Local News

Stomach Flu Hits Local Schools, Offices

Posted February 10, 2004 8:36 a.m. EST

— The stomach bug is the latest illness to hit the workplace, schools and doctors' offices.

It comes on suddenly, and, before you know it, you are down for the count.

It also spreads quickly -- and has spread quickly in the Triangle.

Many doctors believe it is a Norwalk-like virus known in the medical community as a


It is the same virus that infects people on cruise ships -- people in tight quarters, like schools and offices.

It is very contagious, but also preventable.

About 50 students have come to North Carolina State University's Student Health Service over the past two days with the symptoms of nausea and vomiting. Immediately, N.C. State doctors started a survey of sick students to see if they had anything in common that might have caused the illness.

There was no common food source, and no common residence where they all lived.
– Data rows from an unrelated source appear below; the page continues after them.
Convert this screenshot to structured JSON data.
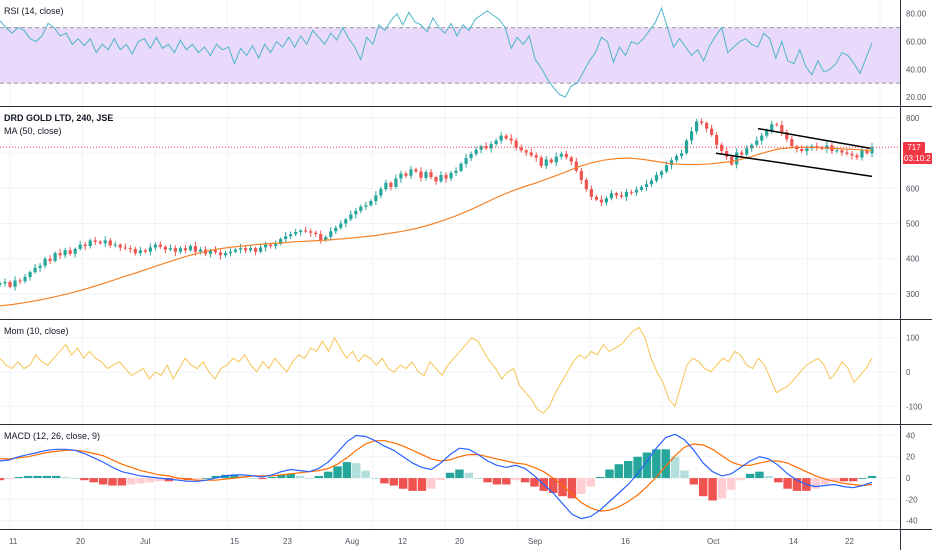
{
  "colors": {
    "rsi_line": "#4fb6c9",
    "rsi_band": "#e9d9fb",
    "ma_line": "#f5842a",
    "bull": "#26a69a",
    "bear": "#ef5350",
    "mom_line": "#f7c454",
    "macd_line": "#2962ff",
    "signal_line": "#ff6d00",
    "hist_pos": "#26a69a",
    "hist_pos_light": "#b2dfdb",
    "hist_neg": "#ef5350",
    "hist_neg_light": "#ffcdd2",
    "price_line": "#f23645",
    "channel": "#000000"
  },
  "panes": {
    "rsi": {
      "label": "RSI (14, close)"
    },
    "price": {
      "title": "DRD GOLD LTD, 240, JSE",
      "ma_label": "MA (50, close)",
      "last_price": "717",
      "countdown": "03:10:2"
    },
    "mom": {
      "label": "Mom (10, close)"
    },
    "macd": {
      "label": "MACD (12, 26, close, 9)"
    }
  },
  "chart_data": [
    {
      "type": "line",
      "name": "RSI",
      "title": "RSI (14, close)",
      "ylim": [
        15,
        87
      ],
      "yticks": [
        "80.00",
        "60.00",
        "40.00",
        "20.00"
      ],
      "ytick_values": [
        80,
        60,
        40,
        20
      ],
      "band": [
        30,
        70
      ],
      "x": [
        0,
        6,
        12,
        18,
        24,
        30,
        36,
        42,
        48,
        54,
        60,
        66,
        72,
        78,
        84,
        90,
        96,
        102,
        108,
        114,
        120,
        126,
        132,
        138,
        144,
        150,
        156,
        162,
        168,
        174,
        180,
        186,
        192,
        198,
        204,
        210,
        216,
        222,
        228,
        234,
        240,
        246,
        252,
        258,
        264,
        270,
        276,
        282,
        288,
        294,
        300,
        306,
        312,
        318,
        324,
        330,
        336,
        342,
        348,
        354,
        360,
        366,
        372,
        378,
        384,
        390,
        396,
        402,
        408,
        414,
        420,
        426,
        432,
        438,
        444,
        450,
        456,
        462,
        468,
        474,
        480,
        486,
        492,
        498,
        504,
        510,
        516,
        522,
        528,
        534,
        540,
        546,
        552,
        558,
        564,
        570,
        576,
        582,
        588,
        594,
        600,
        606,
        612,
        618,
        624,
        630,
        636,
        642,
        648,
        654,
        660,
        666,
        672,
        678,
        684,
        690,
        696,
        702,
        708,
        714,
        720,
        726,
        732,
        738,
        744,
        750,
        756,
        762,
        768,
        774,
        780,
        786,
        792,
        798,
        804,
        810,
        816,
        822,
        828,
        834,
        840,
        846,
        852,
        858,
        864,
        870
      ],
      "values": [
        75,
        70,
        66,
        70,
        68,
        62,
        60,
        64,
        73,
        70,
        64,
        66,
        58,
        62,
        57,
        62,
        52,
        58,
        54,
        62,
        54,
        58,
        51,
        60,
        62,
        55,
        63,
        55,
        58,
        52,
        61,
        54,
        58,
        52,
        56,
        50,
        58,
        54,
        56,
        44,
        55,
        50,
        57,
        48,
        58,
        52,
        60,
        56,
        63,
        56,
        64,
        58,
        68,
        63,
        58,
        66,
        61,
        70,
        62,
        56,
        47,
        63,
        58,
        72,
        68,
        75,
        80,
        72,
        81,
        74,
        72,
        67,
        77,
        70,
        66,
        73,
        64,
        72,
        68,
        76,
        79,
        82,
        79,
        76,
        70,
        55,
        63,
        58,
        64,
        47,
        41,
        33,
        27,
        22,
        20,
        28,
        30,
        38,
        46,
        52,
        63,
        60,
        45,
        56,
        50,
        60,
        58,
        62,
        68,
        74,
        84,
        70,
        56,
        62,
        56,
        50,
        54,
        46,
        57,
        64,
        70,
        52,
        56,
        60,
        62,
        58,
        56,
        66,
        62,
        48,
        60,
        46,
        44,
        54,
        42,
        36,
        46,
        38,
        40,
        44,
        52,
        50,
        44,
        37,
        48,
        59
      ]
    },
    {
      "type": "candlestick",
      "name": "DRD GOLD LTD, 240, JSE",
      "title": "DRD GOLD LTD, 240, JSE",
      "ylim": [
        240,
        820
      ],
      "yticks": [
        "800",
        "700",
        "600",
        "500",
        "400",
        "300"
      ],
      "ytick_values": [
        800,
        700,
        600,
        500,
        400,
        300
      ],
      "x_labels": [
        "11",
        "20",
        "Jul",
        "15",
        "23",
        "Aug",
        "12",
        "20",
        "Sep",
        "16",
        "Oct",
        "14",
        "22"
      ],
      "close": [
        330,
        334,
        320,
        338,
        336,
        348,
        362,
        374,
        380,
        400,
        394,
        416,
        410,
        424,
        414,
        428,
        440,
        436,
        452,
        448,
        444,
        452,
        438,
        440,
        432,
        430,
        428,
        416,
        424,
        420,
        432,
        440,
        434,
        426,
        430,
        420,
        430,
        424,
        436,
        420,
        426,
        414,
        424,
        418,
        410,
        416,
        420,
        426,
        430,
        424,
        430,
        420,
        432,
        440,
        436,
        442,
        456,
        464,
        470,
        476,
        480,
        478,
        474,
        470,
        452,
        462,
        478,
        488,
        500,
        512,
        526,
        536,
        548,
        552,
        564,
        580,
        598,
        616,
        604,
        628,
        642,
        636,
        654,
        648,
        630,
        646,
        632,
        620,
        638,
        628,
        644,
        650,
        670,
        686,
        698,
        710,
        720,
        714,
        726,
        736,
        750,
        742,
        736,
        716,
        708,
        702,
        694,
        688,
        664,
        682,
        674,
        690,
        698,
        688,
        676,
        650,
        624,
        598,
        576,
        568,
        560,
        572,
        586,
        580,
        576,
        590,
        588,
        596,
        604,
        612,
        622,
        638,
        648,
        666,
        680,
        692,
        700,
        736,
        762,
        790,
        786,
        770,
        752,
        724,
        706,
        690,
        668,
        702,
        696,
        714,
        724,
        736,
        750,
        764,
        782,
        780,
        760,
        740,
        720,
        712,
        706,
        714,
        720,
        716,
        712,
        722,
        706,
        708,
        702,
        698,
        694,
        688,
        708,
        700,
        717
      ],
      "ma_label": "MA (50, close)",
      "ma_values": [
        266,
        270,
        276,
        283,
        291,
        300,
        310,
        321,
        333,
        346,
        358,
        371,
        384,
        396,
        408,
        418,
        426,
        432,
        436,
        440,
        443,
        445,
        448,
        450,
        452,
        455,
        458,
        462,
        466,
        472,
        478,
        486,
        496,
        508,
        522,
        538,
        556,
        574,
        590,
        604,
        616,
        630,
        644,
        660,
        672,
        680,
        685,
        686,
        682,
        676,
        670,
        668,
        668,
        670,
        674,
        680,
        690,
        702,
        712,
        716,
        717,
        716,
        714,
        712,
        710,
        707
      ],
      "last_price": "717",
      "channel_upper": [
        [
          758,
          770
        ],
        [
          870,
          714
        ]
      ],
      "channel_lower": [
        [
          716,
          700
        ],
        [
          872,
          634
        ]
      ]
    },
    {
      "type": "line",
      "name": "Mom",
      "title": "Mom (10, close)",
      "ylim": [
        -140,
        140
      ],
      "yticks": [
        "100",
        "0",
        "-100"
      ],
      "ytick_values": [
        100,
        0,
        -100
      ],
      "values": [
        40,
        20,
        10,
        30,
        10,
        20,
        50,
        30,
        20,
        40,
        60,
        80,
        50,
        70,
        40,
        60,
        40,
        30,
        10,
        20,
        30,
        10,
        -10,
        0,
        10,
        -20,
        0,
        -10,
        20,
        -20,
        10,
        40,
        20,
        10,
        30,
        0,
        -20,
        10,
        20,
        40,
        30,
        50,
        20,
        0,
        30,
        10,
        40,
        20,
        0,
        30,
        50,
        40,
        70,
        60,
        90,
        60,
        100,
        70,
        40,
        60,
        30,
        50,
        40,
        20,
        40,
        10,
        0,
        20,
        10,
        30,
        0,
        -10,
        30,
        10,
        -10,
        20,
        40,
        60,
        80,
        100,
        90,
        60,
        30,
        10,
        -20,
        0,
        10,
        -40,
        -60,
        -80,
        -110,
        -120,
        -100,
        -60,
        -30,
        0,
        30,
        50,
        40,
        60,
        50,
        80,
        60,
        70,
        80,
        100,
        120,
        130,
        100,
        40,
        0,
        -30,
        -80,
        -100,
        -40,
        20,
        40,
        30,
        10,
        0,
        20,
        40,
        30,
        60,
        50,
        20,
        10,
        40,
        20,
        -20,
        -60,
        -50,
        -40,
        -20,
        0,
        20,
        30,
        40,
        20,
        -20,
        0,
        30,
        10,
        -30,
        -10,
        10,
        40
      ]
    },
    {
      "type": "line",
      "name": "MACD",
      "title": "MACD (12, 26, close, 9)",
      "ylim": [
        -44,
        46
      ],
      "yticks": [
        "40",
        "20",
        "0",
        "-20",
        "-40"
      ],
      "ytick_values": [
        40,
        20,
        0,
        -20,
        -40
      ],
      "series": [
        {
          "name": "MACD",
          "values": [
            16,
            17,
            20,
            22,
            24,
            26,
            27,
            27,
            26,
            23,
            19,
            15,
            10,
            6,
            4,
            2,
            1,
            0,
            -1,
            -2,
            -3,
            -3,
            -2,
            0,
            2,
            3,
            3,
            2,
            1,
            3,
            6,
            8,
            7,
            6,
            9,
            15,
            24,
            34,
            40,
            39,
            35,
            30,
            26,
            20,
            14,
            10,
            8,
            14,
            22,
            28,
            27,
            22,
            16,
            12,
            10,
            12,
            9,
            2,
            -6,
            -14,
            -24,
            -34,
            -38,
            -36,
            -30,
            -22,
            -14,
            -6,
            4,
            16,
            28,
            38,
            41,
            36,
            26,
            14,
            6,
            2,
            4,
            10,
            16,
            20,
            18,
            12,
            4,
            -2,
            -6,
            -8,
            -7,
            -6,
            -8,
            -9,
            -7,
            -4
          ]
        },
        {
          "name": "Signal",
          "values": [
            18,
            18,
            19,
            20,
            22,
            24,
            25,
            26,
            26,
            25,
            23,
            21,
            17,
            13,
            10,
            7,
            5,
            3,
            2,
            0,
            -1,
            -2,
            -2,
            -2,
            -1,
            0,
            1,
            2,
            2,
            2,
            3,
            4,
            5,
            6,
            7,
            9,
            13,
            19,
            26,
            32,
            35,
            35,
            33,
            30,
            26,
            22,
            18,
            16,
            17,
            20,
            22,
            22,
            20,
            18,
            16,
            14,
            13,
            10,
            6,
            0,
            -7,
            -15,
            -23,
            -28,
            -31,
            -30,
            -27,
            -22,
            -16,
            -8,
            1,
            11,
            21,
            29,
            32,
            31,
            27,
            21,
            15,
            12,
            12,
            14,
            16,
            16,
            14,
            10,
            6,
            2,
            -1,
            -3,
            -5,
            -6,
            -7,
            -6
          ]
        }
      ]
    }
  ],
  "labels": {
    "x_axis": [
      "11",
      "20",
      "Jul",
      "15",
      "23",
      "Aug",
      "12",
      "20",
      "Sep",
      "16",
      "Oct",
      "14",
      "22"
    ]
  }
}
It is common knowledge that washing hands prevents the spread of germs. But local doctors have urged people to take an extra step in the midst of this virus -- telling people to use towels to turn off taps and open bathroom doors.

Dr. Richard Adelman, a local family practictioner, has treated children and adults with the stomach bug in the past few weeks. He said it has spread quickly through families.

For patients, Adelman said the key to getting well is drinking lots of fluids. For caretakers, he said, the key is keeping their hands clean and their environment sterile.

"When people are in close quarters, it spreads rapidly," Adelman said. "The best thing is to keep people apart. It is hard to do in school and daycare, places like that."

If you have a person in your home who is sick with this mess, doctors suggest you wipe down all surfaces with a bleach product.

Besides hand washing, it is important not to share drinks or utensils.

A scary aspect of this virus is that, according to the Centers for Disease Control, someone can be contagious for up to two weeks -- well after the symptoms are gone.